Using Climate Models to estimate future changes in Atmospheric Angular Momentum/Earth Rotation Parameters

Author: David Salstein and Katherine J. Quinn
Date: 
December 7, 2012
Type: 
Poster presentation
Venue: 
AGU Fall Meeting 2012
Citation: 

David A. Salstein; Katherine J. Quinn (2012) Using Climate Models to estimate future changes in Atmospheric Angular Momentum/Earth Rotation Parameters. AGU Fall Meeting 2012, San Francisco, CA.

To understand possible changes in Earth Rotation Parameters that may be excited by the atmosphere in the current century, coupled atmosphere-ocean climate models can be used to simulate the response to a changing amounts of greenhouse gases (GHG) and other climate forcings. We turn to several models participating in versions of the Coupled Model Intercomparison Project to forecast possible fields of the winds and surface pressures needed to calculate the angular momentum.
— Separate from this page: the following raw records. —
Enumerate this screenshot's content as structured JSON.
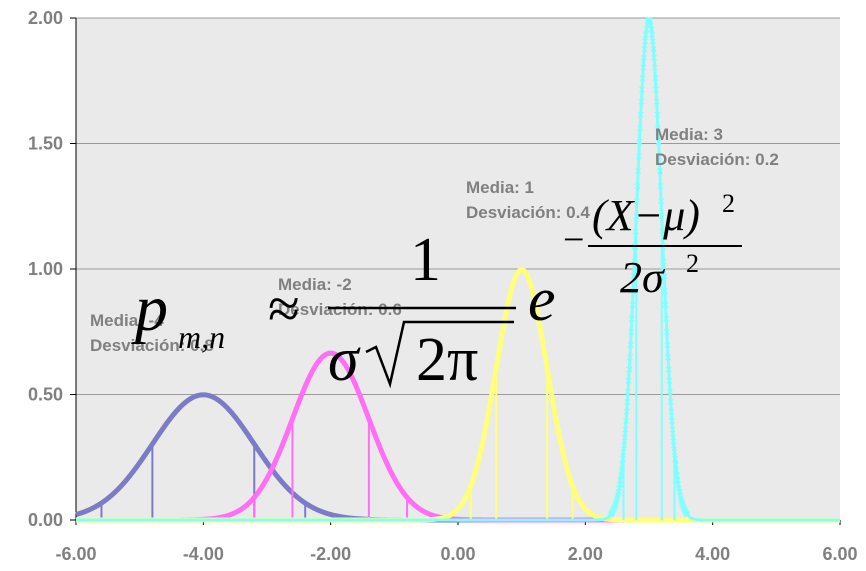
{
  "chart_data": {
    "type": "line",
    "xlim": [
      -6,
      6
    ],
    "ylim": [
      0,
      2
    ],
    "x_ticks": [
      "-6.00",
      "-4.00",
      "-2.00",
      "0.00",
      "2.00",
      "4.00",
      "6.00"
    ],
    "y_ticks": [
      "0.00",
      "0.50",
      "1.00",
      "1.50",
      "2.00"
    ],
    "grid": "horizontal",
    "plot_background": "#eaeaea",
    "series": [
      {
        "mean": -4,
        "sd": 0.8,
        "color": "#7b7bc8",
        "media_label": "Media: -4",
        "desv_label": "Desviación: 0.8"
      },
      {
        "mean": -2,
        "sd": 0.6,
        "color": "#ff6ef5",
        "media_label": "Media: -2",
        "desv_label": "Desviación: 0.6"
      },
      {
        "mean": 1,
        "sd": 0.4,
        "color": "#ffff7a",
        "media_label": "Media: 1",
        "desv_label": "Desviación: 0.4"
      },
      {
        "mean": 3,
        "sd": 0.2,
        "color": "#7fffff",
        "media_label": "Media: 3",
        "desv_label": "Desviación: 0.2"
      }
    ],
    "formula": {
      "lhs": "p",
      "subscript": "m,n",
      "approx": "≈",
      "numerator": "1",
      "sigma": "σ",
      "two_pi": "2π",
      "e": "e",
      "minus": "−",
      "exp_numerator": "(X−μ)",
      "exp_power": "2",
      "exp_denominator": "2σ"
    }
  }
}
For the axial component of angular momentum, related to expected changes in length of day, we examine variations and trends in zonal AAM by latitude band and height from several models. According to the model results, strong increases in zonal winds can occur in the upper troposphere/lower stratosphere subtropics in both northern and southern hemispheres, strengthening the wind jets there, and hence the overall zonal angular momentum. This increase tends to occur more in scenarios of the climate models with the strongest changes in GHG concentrations. This change has occurred both over the 20th century according to models and atmospheric reanalyses, and is forecast to occur over the 21st century as well, according to the simulations. We note too the surface pressures fields from which the mass component is estimated. These form important contribution to the components of angular momentum about the equatorial axes, and hence relate to possible changes in polar motion excitation for the upcoming century.